Fevered rag in hand, wiping sweat from his brow with every note like a possessed preacher, Top Jimmy Koncek commanded the stage with unapologetic, beer-soaked bravado. Metaphorically grabbing poisonous snakes with bare hands, thrusting them toward the crowd, daring patrons to join him on the highway to hell while he gleefully provided the soundtrack. Any night could be a sloppy, beautiful mess: beer-soaked floors, blue smoke curling under busted stage lights, guitars screaming, harmonicas wailing, saxophones shrieking, and Jimmy’s trademark boozy, cigarette-stained squelch slicing through it all like an unholy curse.
Punks in Doc Martens, beat-up Converse high-tops, barefoot hippies, biker boots, and stilettos converged on the dance floor, united in salty sweat and stale beer, descending into the underworld of the L.A. club scene. Stalwarts at Cathay de Grande, they shared their rickety, ready-to-collapse stage with anyone who dared: snarling punks, future hair-spray metal warlords, or guest stars like Tom Waits and Stevie Ray Vaughan.

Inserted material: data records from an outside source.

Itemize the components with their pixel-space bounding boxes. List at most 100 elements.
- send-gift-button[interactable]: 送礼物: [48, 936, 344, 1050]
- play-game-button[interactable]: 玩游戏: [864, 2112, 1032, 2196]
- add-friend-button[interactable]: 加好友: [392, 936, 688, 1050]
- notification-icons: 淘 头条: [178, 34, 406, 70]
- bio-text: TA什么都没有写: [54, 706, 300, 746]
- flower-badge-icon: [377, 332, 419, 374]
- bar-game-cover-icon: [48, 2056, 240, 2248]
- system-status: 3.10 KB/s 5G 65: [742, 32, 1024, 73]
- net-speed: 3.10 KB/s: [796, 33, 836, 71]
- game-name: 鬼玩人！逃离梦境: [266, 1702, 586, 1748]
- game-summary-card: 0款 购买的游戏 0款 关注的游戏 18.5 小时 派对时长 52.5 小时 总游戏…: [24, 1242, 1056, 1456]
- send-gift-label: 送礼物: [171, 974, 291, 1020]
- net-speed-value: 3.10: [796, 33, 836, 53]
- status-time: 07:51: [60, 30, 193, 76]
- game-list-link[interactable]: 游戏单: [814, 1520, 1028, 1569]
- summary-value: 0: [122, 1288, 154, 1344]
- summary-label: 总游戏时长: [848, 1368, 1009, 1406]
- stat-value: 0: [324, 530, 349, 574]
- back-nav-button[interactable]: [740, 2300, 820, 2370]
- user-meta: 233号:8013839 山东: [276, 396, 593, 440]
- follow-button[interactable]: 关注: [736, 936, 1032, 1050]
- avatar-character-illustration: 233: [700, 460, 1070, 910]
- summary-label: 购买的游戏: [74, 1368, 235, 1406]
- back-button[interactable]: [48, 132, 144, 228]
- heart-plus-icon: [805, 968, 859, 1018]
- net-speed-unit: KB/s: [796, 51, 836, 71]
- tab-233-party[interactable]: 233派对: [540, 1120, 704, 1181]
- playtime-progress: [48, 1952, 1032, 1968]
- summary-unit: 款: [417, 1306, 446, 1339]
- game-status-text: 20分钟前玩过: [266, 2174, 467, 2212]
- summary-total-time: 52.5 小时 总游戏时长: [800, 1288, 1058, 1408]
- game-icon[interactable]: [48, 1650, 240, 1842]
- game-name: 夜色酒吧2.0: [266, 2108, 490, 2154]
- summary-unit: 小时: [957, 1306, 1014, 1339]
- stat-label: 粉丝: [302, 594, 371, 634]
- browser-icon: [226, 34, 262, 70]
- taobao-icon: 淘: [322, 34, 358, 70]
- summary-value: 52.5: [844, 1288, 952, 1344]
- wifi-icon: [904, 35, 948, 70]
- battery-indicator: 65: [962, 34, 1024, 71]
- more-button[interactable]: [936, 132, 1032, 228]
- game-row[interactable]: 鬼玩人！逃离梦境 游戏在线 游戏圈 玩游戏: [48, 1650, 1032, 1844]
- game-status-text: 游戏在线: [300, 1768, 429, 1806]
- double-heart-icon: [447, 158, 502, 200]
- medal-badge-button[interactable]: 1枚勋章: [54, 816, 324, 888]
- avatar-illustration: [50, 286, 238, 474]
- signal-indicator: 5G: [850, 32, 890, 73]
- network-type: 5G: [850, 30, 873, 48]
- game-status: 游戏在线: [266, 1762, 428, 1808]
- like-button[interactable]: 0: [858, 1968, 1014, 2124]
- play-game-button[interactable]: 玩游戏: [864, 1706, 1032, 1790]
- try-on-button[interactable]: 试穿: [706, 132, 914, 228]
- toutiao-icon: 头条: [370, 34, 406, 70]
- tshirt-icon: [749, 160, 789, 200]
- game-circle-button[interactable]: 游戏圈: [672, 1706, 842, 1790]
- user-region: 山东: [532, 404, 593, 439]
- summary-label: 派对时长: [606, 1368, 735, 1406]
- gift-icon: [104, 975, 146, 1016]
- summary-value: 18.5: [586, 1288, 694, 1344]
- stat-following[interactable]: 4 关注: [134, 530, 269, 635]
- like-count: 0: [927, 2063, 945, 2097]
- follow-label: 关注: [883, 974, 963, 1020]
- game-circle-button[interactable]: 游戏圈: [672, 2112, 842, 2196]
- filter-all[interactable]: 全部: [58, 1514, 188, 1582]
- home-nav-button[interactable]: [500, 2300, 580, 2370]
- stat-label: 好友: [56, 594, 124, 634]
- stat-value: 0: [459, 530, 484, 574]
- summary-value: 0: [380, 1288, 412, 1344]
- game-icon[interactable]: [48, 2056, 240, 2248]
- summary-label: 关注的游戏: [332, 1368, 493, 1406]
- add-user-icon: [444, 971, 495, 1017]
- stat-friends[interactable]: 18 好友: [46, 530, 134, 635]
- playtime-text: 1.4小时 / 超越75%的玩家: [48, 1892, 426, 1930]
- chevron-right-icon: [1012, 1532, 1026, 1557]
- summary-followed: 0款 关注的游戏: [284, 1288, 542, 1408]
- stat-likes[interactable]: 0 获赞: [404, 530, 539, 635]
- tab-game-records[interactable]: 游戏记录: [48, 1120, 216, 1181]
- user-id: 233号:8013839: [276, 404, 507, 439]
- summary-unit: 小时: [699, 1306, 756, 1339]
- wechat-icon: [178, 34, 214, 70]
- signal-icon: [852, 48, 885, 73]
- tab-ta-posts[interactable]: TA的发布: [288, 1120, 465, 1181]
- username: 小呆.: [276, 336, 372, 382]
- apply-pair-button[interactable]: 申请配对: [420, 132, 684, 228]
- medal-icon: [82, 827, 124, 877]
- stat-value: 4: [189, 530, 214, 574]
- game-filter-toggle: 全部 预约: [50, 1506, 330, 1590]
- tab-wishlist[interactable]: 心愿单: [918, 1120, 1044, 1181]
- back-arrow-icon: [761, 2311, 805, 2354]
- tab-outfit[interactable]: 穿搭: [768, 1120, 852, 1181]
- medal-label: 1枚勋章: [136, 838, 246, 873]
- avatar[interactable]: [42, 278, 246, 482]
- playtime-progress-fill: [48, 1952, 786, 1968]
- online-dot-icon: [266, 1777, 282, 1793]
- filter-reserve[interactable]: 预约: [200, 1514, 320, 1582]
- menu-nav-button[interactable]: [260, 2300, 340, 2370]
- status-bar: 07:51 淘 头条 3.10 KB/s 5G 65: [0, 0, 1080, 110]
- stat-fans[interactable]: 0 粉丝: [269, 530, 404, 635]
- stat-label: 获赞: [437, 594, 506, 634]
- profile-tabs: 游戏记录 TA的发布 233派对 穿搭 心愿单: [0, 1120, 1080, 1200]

They were built for the room, not to be squeezed through a cheap transistor radio speaker. This was a band to be felt, endured, and survived. It was a rite of passage.
At the molten core stood Carlos Guitarlos, whose blues-drenched leads slashed and bent with equal parts finesse and danger, forever teetering on the cliff’s edge without plunging over. His playing fused Chicago bite with punk volatility — explosive yet soulful. Behind the boards and often onstage with a saxophone was Steve Berlin, known for his work with The Blasters and later Los Lobos. Deeply embedded in L.A.’s roots/punk cross-pollination, Berlin both played live with the Rhythm Pigs and produced Pigus Drunkus Maximus, capturing their volatile Blue Monday electricity without sanding down the grime between the tiles.
They existed in the same feverish orbit as X, The Plugz, and the haunted Gothic Americana of The Gun Club. But where The Gun Club turned the blues into a spirit-evoking séance, Top Jimmy turned it into a drunken Southern revival meeting — sweat flying, horns blaring, bodies pressing forward, hands outstretched for collective communion.
Their legend was further immortalized when Van Halen released “Top Jimmy” on 1984. Yet this record proves the myth was grounded in something very real.
Pigus Drunkus Maximus isn’t just a reissue — it’s a duct-taped time machine to an era when L.A.’s underground ran on sweat, excess, and danger. A band whose legend was bigger than its discography, preserved at last with the volume turned back up to 11.